一般来说,变换后的球体将是某种椭球体。为其获得精确的边界框并不难;如果你不想完成所有的数学运算:
- 注意
M是你的变换矩阵(缩放、旋转、平移等)
- 阅读定义
S below
- compute
R正如最后所描述的
- 计算
x, y, and z界限基于R正如最后所描述的。
一般二次曲线(包括球体及其变换)可以表示为对称 4x4 矩阵:齐次点p在圆锥曲线内部S when p^t S p < 0。通过矩阵 M 变换空间会按如下方式变换 S 矩阵(下面的约定是点是列向量):
A unit-radius sphere about the origin is represented by:
S = [ 1 0 0 0 ]
[ 0 1 0 0 ]
[ 0 0 1 0 ]
[ 0 0 0 -1 ]
point p is on the conic surface when:
0 = p^t S p
= p^t M^t M^t^-1 S M^-1 M p
= (M p)^t (M^-1^t S M^-1) (M p)
transformed point (M p) should preserve incidence
-> conic S transformed by matrix M is: (M^-1^t S M^-1)
二次曲线的对偶适用于平面而不是点,由 S 的倒数表示;对于平面 q(表示为行向量):
plane q is tangent to the conic when:
0 = q S^-1 q^t
= q M^-1 M S^-1 M^t M^t^-1 q^t
= (q M^-1) (M S^-1 M^t) (q M^-1)^t
transformed plane (q M^-1) should preserve incidence
-> dual conic transformed by matrix M is: (M S^-1 M^t)
因此,您正在寻找与变换的二次曲线相切的轴对齐平面:
let (M S^-1 M^t) = R = [ r11 r12 r13 r14 ] (note that R is symmetric: R=R^t)
[ r12 r22 r23 r24 ]
[ r13 r23 r33 r34 ]
[ r14 r24 r34 r44 ]
axis-aligned planes are:
xy planes: [ 0 0 1 -z ]
xz planes: [ 0 1 0 -y ]
yz planes: [ 1 0 0 -x ]
要查找与 R 相切的 xy 对齐平面:
[0 0 1 -z] R [ 0 ] = r33 - 2 r34 z + r44 z^2 = 0
[ 0 ]
[ 1 ]
[-z ]
so, z = ( 2 r34 +/- sqrt(4 r34^2 - 4 r44 r33) ) / ( 2 r44 )

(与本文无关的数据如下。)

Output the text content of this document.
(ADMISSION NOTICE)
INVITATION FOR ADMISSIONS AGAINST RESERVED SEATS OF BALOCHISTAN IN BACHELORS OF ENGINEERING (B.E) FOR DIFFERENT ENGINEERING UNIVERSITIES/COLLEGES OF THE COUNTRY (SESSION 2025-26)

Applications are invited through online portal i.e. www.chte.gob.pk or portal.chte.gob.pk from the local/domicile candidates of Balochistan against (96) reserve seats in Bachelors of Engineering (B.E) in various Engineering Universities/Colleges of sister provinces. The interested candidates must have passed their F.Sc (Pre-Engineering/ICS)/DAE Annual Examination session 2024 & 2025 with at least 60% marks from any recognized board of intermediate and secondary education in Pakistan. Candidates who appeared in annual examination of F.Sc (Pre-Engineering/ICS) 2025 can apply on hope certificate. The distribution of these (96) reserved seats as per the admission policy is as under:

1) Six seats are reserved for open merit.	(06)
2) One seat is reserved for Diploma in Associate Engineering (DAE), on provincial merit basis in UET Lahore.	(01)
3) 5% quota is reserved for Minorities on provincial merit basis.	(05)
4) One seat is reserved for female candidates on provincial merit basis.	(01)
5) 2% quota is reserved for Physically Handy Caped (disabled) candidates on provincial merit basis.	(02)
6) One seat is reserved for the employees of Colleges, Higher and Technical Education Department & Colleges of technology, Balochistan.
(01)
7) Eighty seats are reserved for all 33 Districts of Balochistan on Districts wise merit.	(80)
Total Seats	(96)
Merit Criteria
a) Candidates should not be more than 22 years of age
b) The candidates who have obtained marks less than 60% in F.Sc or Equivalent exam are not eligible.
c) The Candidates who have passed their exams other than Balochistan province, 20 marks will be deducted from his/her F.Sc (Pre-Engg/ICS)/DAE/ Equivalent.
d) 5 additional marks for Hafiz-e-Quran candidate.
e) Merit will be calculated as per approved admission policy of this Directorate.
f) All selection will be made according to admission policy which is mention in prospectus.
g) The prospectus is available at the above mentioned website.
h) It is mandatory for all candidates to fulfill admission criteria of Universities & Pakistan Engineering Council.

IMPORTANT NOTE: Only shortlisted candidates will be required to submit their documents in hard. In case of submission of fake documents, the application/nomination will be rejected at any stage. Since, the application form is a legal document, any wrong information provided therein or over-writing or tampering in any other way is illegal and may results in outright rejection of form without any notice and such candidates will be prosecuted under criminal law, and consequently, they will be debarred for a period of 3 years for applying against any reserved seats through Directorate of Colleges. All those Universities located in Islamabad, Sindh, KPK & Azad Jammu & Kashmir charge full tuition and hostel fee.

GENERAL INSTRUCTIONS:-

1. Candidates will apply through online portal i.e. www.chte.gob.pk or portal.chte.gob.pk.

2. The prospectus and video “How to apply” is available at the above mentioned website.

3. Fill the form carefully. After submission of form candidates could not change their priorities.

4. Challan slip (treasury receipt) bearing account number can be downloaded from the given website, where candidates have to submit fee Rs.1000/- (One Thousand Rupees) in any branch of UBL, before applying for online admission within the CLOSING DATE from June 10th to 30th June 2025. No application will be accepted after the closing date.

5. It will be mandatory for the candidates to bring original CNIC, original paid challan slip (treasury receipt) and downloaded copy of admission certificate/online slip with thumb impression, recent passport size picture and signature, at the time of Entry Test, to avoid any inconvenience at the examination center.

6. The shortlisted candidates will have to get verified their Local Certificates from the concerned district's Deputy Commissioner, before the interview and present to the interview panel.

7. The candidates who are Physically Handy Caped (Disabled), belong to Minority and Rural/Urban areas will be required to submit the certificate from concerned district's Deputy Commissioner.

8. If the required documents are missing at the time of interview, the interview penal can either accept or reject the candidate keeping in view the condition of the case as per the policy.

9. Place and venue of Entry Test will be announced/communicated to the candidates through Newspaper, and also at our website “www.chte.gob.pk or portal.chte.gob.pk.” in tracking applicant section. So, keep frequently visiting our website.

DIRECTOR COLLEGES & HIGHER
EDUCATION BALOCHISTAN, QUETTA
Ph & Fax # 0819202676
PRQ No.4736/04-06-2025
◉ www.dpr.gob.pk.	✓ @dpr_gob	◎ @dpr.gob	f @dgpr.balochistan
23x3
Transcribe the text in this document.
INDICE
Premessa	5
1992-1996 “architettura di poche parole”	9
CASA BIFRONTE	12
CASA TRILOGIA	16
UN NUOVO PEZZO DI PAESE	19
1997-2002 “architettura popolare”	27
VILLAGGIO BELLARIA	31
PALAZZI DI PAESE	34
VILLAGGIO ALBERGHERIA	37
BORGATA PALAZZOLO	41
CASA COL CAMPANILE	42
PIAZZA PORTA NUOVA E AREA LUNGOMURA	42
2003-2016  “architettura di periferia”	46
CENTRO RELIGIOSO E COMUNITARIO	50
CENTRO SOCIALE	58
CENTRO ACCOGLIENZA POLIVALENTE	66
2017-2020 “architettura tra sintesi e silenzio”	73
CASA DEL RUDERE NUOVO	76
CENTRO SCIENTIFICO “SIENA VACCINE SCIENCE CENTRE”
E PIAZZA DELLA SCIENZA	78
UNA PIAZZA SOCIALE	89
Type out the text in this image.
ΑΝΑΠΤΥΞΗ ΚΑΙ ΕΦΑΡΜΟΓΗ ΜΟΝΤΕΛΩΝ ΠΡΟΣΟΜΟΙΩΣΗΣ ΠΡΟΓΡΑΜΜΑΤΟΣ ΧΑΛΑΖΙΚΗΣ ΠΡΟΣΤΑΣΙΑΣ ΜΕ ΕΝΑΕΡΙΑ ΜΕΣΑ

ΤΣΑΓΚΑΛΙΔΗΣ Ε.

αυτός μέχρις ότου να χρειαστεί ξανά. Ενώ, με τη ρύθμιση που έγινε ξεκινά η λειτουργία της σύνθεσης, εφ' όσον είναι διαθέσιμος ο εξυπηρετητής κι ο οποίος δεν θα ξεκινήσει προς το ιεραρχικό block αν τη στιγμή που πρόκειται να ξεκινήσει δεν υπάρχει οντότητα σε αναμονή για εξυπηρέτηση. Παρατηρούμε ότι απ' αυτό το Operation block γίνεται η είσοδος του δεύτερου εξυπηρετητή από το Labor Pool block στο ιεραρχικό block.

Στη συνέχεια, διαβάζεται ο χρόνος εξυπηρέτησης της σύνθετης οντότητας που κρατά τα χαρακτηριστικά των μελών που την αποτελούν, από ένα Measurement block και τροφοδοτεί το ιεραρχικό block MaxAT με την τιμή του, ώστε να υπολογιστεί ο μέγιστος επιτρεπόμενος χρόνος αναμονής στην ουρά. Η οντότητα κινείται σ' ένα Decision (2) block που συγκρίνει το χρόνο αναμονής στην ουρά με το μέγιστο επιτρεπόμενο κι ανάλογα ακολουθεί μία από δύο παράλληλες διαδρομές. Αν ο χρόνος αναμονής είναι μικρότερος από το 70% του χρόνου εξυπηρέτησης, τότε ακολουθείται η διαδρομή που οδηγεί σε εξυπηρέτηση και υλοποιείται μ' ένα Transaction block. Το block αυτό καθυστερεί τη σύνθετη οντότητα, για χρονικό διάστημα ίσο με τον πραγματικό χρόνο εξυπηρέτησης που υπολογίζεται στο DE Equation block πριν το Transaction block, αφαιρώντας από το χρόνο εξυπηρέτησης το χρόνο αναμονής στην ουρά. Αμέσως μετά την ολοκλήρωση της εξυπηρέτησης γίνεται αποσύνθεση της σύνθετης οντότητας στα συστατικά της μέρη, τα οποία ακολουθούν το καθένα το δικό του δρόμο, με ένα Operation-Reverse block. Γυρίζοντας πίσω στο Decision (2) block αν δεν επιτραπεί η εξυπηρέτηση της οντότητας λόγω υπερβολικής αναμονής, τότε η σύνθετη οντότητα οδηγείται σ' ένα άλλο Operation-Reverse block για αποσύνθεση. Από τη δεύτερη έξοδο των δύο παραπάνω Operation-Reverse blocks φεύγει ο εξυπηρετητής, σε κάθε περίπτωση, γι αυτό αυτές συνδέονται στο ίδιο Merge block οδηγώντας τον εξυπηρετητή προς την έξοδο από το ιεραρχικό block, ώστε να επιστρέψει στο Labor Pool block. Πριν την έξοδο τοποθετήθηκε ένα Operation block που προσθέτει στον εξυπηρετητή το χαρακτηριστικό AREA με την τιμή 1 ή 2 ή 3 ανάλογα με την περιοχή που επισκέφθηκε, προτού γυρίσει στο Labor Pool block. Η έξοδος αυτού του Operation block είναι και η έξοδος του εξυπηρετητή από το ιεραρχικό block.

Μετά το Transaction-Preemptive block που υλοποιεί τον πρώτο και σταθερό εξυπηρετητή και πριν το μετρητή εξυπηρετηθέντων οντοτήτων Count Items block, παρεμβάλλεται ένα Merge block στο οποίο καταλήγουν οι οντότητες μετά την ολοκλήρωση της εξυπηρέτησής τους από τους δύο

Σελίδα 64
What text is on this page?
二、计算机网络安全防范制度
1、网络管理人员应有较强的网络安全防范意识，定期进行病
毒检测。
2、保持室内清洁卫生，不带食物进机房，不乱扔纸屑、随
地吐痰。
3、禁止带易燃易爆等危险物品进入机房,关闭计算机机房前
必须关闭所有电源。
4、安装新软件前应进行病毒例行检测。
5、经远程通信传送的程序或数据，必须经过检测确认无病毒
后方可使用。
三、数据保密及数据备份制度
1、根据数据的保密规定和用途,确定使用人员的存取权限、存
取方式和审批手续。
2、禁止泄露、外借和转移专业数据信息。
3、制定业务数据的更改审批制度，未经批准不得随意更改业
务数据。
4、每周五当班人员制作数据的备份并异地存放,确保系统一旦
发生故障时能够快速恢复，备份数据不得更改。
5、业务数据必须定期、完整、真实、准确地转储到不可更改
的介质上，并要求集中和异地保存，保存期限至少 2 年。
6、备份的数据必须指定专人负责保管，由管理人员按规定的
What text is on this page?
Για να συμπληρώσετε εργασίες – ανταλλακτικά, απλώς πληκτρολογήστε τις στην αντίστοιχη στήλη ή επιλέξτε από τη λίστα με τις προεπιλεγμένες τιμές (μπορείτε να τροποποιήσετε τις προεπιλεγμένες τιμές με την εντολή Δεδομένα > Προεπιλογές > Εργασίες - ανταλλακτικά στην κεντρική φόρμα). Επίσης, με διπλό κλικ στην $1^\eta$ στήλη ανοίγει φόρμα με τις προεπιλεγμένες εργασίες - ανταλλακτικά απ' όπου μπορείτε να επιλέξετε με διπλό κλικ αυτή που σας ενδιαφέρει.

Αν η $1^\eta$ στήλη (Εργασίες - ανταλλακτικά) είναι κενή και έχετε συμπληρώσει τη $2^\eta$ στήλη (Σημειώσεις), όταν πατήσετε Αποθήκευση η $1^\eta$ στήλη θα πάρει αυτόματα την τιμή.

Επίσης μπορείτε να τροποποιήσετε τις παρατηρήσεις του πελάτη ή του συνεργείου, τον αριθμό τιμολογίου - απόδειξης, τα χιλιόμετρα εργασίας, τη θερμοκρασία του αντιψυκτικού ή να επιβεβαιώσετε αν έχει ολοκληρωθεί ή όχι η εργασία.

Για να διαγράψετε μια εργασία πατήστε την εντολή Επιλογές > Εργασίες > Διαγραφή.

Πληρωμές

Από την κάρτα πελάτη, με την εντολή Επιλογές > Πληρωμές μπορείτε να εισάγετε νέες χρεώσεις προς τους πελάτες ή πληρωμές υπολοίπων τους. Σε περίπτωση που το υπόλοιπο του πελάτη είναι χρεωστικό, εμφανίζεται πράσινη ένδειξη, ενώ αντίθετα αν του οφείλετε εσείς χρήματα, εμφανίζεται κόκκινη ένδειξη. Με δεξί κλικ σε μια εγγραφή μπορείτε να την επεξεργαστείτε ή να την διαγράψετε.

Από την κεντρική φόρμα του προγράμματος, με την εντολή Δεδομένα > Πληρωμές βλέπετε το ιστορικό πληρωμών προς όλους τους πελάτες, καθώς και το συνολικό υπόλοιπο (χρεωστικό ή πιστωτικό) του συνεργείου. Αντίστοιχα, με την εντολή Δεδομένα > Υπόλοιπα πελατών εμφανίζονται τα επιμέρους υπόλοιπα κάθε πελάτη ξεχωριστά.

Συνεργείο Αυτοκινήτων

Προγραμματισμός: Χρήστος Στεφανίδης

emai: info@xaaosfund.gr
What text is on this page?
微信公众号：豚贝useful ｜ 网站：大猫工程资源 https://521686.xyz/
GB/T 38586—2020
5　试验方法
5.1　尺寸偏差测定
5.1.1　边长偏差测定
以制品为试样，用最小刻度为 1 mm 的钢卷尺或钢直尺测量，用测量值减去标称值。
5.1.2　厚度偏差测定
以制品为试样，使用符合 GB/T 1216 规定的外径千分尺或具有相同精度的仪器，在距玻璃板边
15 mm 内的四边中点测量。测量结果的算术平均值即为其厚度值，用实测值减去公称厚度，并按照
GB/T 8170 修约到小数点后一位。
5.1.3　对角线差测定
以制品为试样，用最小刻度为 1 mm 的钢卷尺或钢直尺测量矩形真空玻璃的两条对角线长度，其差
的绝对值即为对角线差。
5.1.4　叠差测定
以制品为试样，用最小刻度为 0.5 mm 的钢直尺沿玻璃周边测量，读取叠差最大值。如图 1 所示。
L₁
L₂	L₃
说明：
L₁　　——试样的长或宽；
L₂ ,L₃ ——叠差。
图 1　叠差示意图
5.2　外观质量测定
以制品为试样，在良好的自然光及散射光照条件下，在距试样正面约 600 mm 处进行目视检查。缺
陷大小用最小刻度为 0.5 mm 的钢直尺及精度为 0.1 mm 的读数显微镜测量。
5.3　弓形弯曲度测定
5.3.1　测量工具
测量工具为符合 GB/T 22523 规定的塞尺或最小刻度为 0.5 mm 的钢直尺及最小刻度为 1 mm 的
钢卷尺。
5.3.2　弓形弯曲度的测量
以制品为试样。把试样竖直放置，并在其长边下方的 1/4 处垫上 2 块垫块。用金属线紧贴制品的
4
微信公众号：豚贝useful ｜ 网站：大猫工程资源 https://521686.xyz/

= (r34 +/- sqrt(r34^2 - r44 r33) ) / r44
类似地,对于 xz 对齐的平面:
y = (r24 +/- sqrt(r24^2 - r44 r22) ) / r44
和 yz 对齐的平面:
x = (r14 +/- sqrt(r14^2 - r44 r11) ) / r44
这为您提供了变换后的球体的精确边界框。